On economic issues, Obama promises to raise taxes on people earning more than $250,000 a year, impose a temporary freeze on some foreclosures, and give workers facing hardships penalty-free withdrawals from their retirement funds. McCain, on the other hand, promises to set aside $300 billion of the federal bailout plan to buy mortgages and allow people to renegotiate with their banks and remain in their homes.
The governor's race
Meanwhile, Missouri's gubernatorial race has experienced its own roller coaster effect. Gov. Matt Blunt surprised even those Republicans closest to him when he announced he would not seek re-election. Instead of closing ranks around a consensus candidate, the Republicans had a spirited -- some would say, even mean-spirited -- primary, with state Treasurer Sarah Steelman trying to defeat the less well-known but establishment supported U.S. Rep. Kenny Hulshof.

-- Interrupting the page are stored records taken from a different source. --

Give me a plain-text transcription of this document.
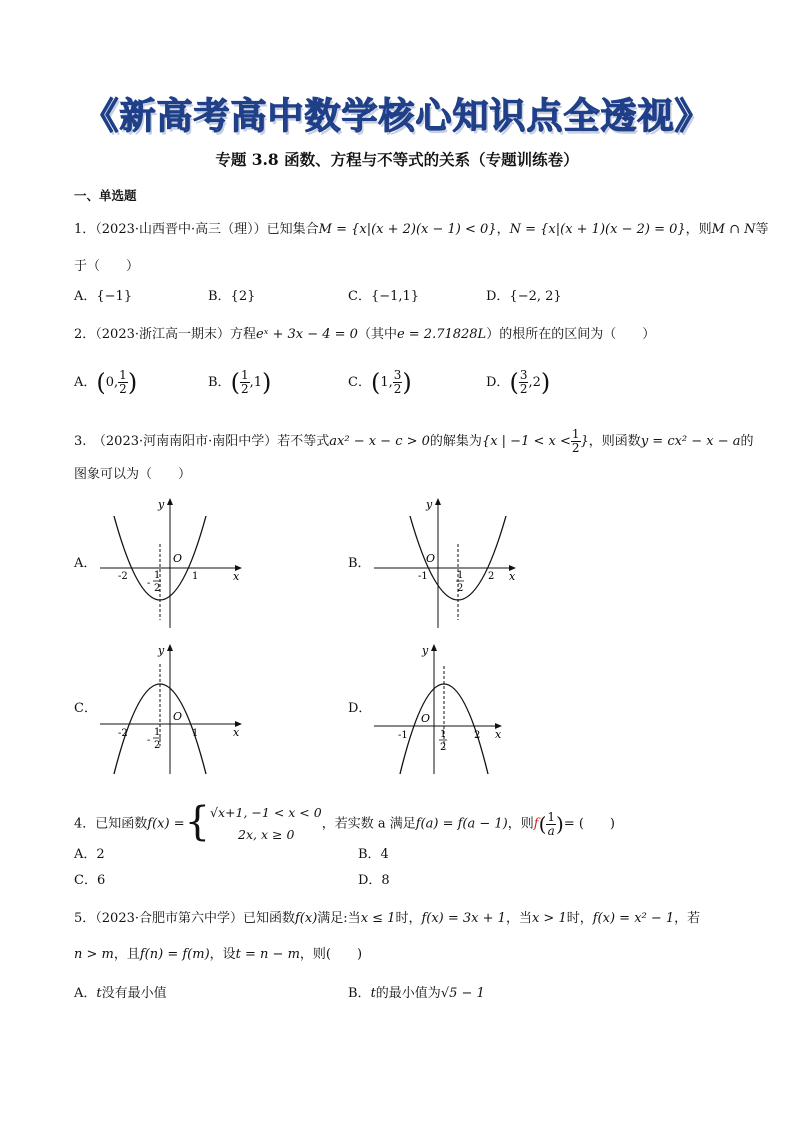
《新高考高中数学核心知识点全透视》
专题 3.8 函数、方程与不等式的关系（专题训练卷）
一、单选题
1．（2023·山西晋中·高三（理））已知集合M = {x|(x + 2)(x − 1) < 0}，N = {x|(x + 1)(x − 2) = 0}，则M ∩ N等
于（　　）
A．{−1}	B．{2}	C．{−1,1}	D．{−2, 2}
2．（2023·浙江高一期末）方程eˣ + 3x − 4 = 0（其中e = 2.71828L）的根所在的区间为（　　）
A．(0, $\frac{1}{2}$ )	B．( $\frac{1}{2} ,1$)	C．(1, $\frac{3}{2}$ )	D．( $\frac{3}{2} ,2$)
3.　（2023·河南南阳市·南阳中学）若不等式ax² − x − c > 0的解集为{x | $-1 < x < \frac{1}{2}$ }，则函数y = cx² − x − a的
图象可以为（　　）
A．	B．
C．	D．
y
x
O
-2	1
-
1
2
y
x
O
-1	2
1
2
y
x
O
-2	1
-
1
2
y
x
O
-1	2
1
2
4．已知函数f(x) ={ √x+1, −1 < x < 0
2x, x ≥ 0
，若实数 a 满足f(a) = f(a − 1)，则$f( \frac{1}{a}$ )= (　　)
A．2	B．4
C．6	D．8
5．（2023·合肥市第六中学）已知函数f(x)满足:当x ≤ 1时，f(x) = 3x + 1，当x > 1时，f(x) = x² − 1，若
n > m，且f(n) = f(m)，设t = n − m，则(　　)
A．t没有最小值	B．t的最小值为√5 − 1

Attorney General Jay Nixon, a Democrat, made his gubernatorial campaign a referendum on Gov. Matt Blunt's cuts in Medicaid benefits -- and barely changed course even after Blunt, a Republican, declared he would not seek re-election. Nixon, a Democrat, promises to restore the cuts by drawing down millions of federal matching dollars for states that invest more of their money in health care for the needy.
Hulshof disagrees. Instead of promising to spend more on Medicaid-like programs, Hulshof, a Republican, has campaigned on using a market-based approach of allowing Missourians to buy into health care that he said would be affordable and accessible.
Nixon also has linked Hulshof to Blunt's economic policies, saying Missouri has lost more jobs in a year than the number lost by all border states combined. Hulshof points to studies showing that Missouri's record for creating jobs has improved under Blunt's policies.
On education, Nixon wants to make college affordable by expanding the number of students qualifying for free tuition, while Hulshof promises to increase state appropriations for higher education as a way of reducing the cost of tuition.
The federal and state campaigns have been improbable in many ways and filled with precedents. For the first time, an African American heads the ticket of a major political party. And no matter which party wins, either an African American or a woman will serve as president or vice president.
Yet, despite the historic nature of the election, voters are expected to be motivated by less lofty -- and more down-to-earth -- concerns. The mantra dominating Bill Clinton's first run for the White House applies again this time, perhaps even more.
The smartest candidate -- and likely the winning candidate -- may be the one who's best remembered, "It's the economy, stupid."